Coronavirus cases reach 10 million worldwide

After confirmed daily infections in the U.S. surged to an all-time high of 40,000 on Friday, Texas and Florida reversed course and closed down bars again.

By Associated Press

Worldwide confirmed coronavirus infections hit the 10 million mark Sunday as voters in Poland and France went to the polls for virus-delayed elections. Vice President Mike Pence called off campaign events in Florida and Arizona after surges in infections prompted worries that the U.S. has lost control of its outbreak.

New clusters of cases at a Swiss nightclub and in the central English city of Leicester showed that the virus is still circulating widely in Europe, though not at the exponential rate of growth seen in parts of the U.S., Latin America and India.

Wearing mandatory masks, social distancing in lines and carrying their own pens to sign voting registers, French voters cast ballots in a second round of municipal elections. Poles also wore masks and used hand sanitizers, and some in virus-hit areas were told to mail in their votes to avoid further contagion.

“I didn’t go and vote the first time around because I am elderly and I got scared,” said Fanny Barouh as she voted in a Paris school.

While much of the concern in the U.S. has been on big states like Texas, Arizona and Florida reporting thousands of new cases a day, rural states are also seeing surges of infections, including in Kansas, where livestock outnumber people.

The coronavirus resurgence in the U.S. has drawn concern from abroad. The European Union seems almost certain to bar Americans from traveling to the bloc in the short term as it draws up new travel rules to be announced shortly.
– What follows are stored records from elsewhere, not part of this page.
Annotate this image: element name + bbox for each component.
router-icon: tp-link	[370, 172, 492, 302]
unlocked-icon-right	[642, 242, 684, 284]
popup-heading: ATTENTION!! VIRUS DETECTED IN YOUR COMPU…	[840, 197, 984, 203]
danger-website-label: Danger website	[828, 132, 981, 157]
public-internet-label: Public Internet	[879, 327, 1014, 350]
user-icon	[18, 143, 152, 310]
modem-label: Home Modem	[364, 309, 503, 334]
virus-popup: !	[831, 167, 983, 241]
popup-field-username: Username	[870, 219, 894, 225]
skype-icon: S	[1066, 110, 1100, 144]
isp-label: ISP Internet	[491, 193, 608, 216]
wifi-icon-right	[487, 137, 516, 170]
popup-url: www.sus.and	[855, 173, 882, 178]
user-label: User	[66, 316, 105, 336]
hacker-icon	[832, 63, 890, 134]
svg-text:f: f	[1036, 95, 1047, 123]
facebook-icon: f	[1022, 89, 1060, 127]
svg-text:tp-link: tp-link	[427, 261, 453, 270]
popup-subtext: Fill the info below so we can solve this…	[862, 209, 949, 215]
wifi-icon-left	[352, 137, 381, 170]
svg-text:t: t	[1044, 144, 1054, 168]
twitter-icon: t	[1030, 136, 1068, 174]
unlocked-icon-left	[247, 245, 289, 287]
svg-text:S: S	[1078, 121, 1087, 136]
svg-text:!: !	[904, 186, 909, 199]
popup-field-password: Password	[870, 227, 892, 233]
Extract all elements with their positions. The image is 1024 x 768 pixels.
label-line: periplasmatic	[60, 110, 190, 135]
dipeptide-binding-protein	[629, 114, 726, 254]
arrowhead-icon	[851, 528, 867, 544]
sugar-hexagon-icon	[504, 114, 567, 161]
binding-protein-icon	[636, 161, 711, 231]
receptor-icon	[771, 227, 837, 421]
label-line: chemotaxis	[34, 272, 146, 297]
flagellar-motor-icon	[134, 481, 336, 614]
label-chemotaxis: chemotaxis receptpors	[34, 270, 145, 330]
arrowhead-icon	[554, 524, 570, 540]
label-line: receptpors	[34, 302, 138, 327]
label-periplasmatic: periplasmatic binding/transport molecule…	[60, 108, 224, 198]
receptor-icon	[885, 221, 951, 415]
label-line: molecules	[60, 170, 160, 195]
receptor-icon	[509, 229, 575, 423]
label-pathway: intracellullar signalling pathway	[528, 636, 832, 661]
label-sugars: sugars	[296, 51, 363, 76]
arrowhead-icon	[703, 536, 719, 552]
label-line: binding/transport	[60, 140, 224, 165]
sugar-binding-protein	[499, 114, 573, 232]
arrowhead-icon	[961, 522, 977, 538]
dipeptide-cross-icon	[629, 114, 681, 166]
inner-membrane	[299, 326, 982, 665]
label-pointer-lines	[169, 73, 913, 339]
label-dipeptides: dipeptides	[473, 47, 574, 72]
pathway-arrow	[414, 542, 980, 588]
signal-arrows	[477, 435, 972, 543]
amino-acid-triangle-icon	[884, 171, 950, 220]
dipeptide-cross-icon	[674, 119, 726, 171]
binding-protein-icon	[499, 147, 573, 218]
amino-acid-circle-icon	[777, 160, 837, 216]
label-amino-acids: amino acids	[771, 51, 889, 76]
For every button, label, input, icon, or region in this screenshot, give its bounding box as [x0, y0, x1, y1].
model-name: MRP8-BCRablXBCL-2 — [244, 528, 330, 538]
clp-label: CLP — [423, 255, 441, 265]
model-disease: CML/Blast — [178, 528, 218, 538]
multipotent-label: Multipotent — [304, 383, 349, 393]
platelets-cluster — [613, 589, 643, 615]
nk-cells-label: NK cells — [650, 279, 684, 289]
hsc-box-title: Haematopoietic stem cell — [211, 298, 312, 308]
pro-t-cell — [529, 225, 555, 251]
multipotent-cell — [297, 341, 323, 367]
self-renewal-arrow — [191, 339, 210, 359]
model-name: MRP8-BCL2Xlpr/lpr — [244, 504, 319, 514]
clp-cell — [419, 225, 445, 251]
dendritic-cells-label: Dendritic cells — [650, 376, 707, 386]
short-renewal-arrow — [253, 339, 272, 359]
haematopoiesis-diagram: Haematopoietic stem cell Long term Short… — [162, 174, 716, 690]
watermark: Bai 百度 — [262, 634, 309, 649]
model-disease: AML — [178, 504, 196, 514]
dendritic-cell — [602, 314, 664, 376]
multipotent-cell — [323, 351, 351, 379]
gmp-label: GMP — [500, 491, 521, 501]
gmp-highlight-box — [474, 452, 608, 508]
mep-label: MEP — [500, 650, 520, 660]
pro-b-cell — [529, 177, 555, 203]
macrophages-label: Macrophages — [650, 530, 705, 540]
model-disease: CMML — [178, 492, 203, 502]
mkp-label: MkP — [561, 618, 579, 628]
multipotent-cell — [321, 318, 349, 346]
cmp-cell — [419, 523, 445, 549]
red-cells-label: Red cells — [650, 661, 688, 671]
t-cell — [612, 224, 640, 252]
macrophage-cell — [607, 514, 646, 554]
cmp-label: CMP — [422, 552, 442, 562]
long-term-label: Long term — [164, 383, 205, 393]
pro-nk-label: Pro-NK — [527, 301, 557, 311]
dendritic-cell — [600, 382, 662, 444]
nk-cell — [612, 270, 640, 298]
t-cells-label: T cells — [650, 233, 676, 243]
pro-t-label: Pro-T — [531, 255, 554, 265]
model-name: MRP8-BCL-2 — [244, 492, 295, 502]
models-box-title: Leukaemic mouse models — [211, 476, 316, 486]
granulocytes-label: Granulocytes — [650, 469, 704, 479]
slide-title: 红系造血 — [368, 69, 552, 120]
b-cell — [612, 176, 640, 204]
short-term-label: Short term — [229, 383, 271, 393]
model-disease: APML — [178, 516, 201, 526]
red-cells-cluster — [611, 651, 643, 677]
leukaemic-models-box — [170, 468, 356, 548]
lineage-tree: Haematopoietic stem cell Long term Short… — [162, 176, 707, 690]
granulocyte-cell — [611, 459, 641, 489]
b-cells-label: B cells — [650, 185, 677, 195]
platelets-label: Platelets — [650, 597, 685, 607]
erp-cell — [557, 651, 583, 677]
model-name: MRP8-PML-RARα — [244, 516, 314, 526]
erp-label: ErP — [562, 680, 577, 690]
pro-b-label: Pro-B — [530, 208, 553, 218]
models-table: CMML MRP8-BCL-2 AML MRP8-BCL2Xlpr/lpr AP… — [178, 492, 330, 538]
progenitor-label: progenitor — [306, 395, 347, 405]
The surges of infections prompted Pence to call off campaign events in Florida and Arizona, though he will still travel to those states and to Texas this week to meet with their Republican governors. Those three governors have come under criticism for aggressively reopening their economies after virus-related lockdowns despite increasing infections in their states.

After confirmed daily infections in the U.S. surged to an all-time high of 40,000 on Friday, Texas and Florida reversed course and closed down bars again.

Globally, confirmed COVID-19 cases passed the 10 million mark and confirmed deaths neared half a million, according to a tally by the Johns Hopkins University, with the U.S., Brazil, Russia and India having the most cases. The U.S. also has the highest virus death toll in the world at over 125,000.

Experts say all those figures significantly undercount the true toll of the pandemic, due to limited testing and missed mild cases. U.S. government experts last week estimated the U.S. alone could have had 10 million cases.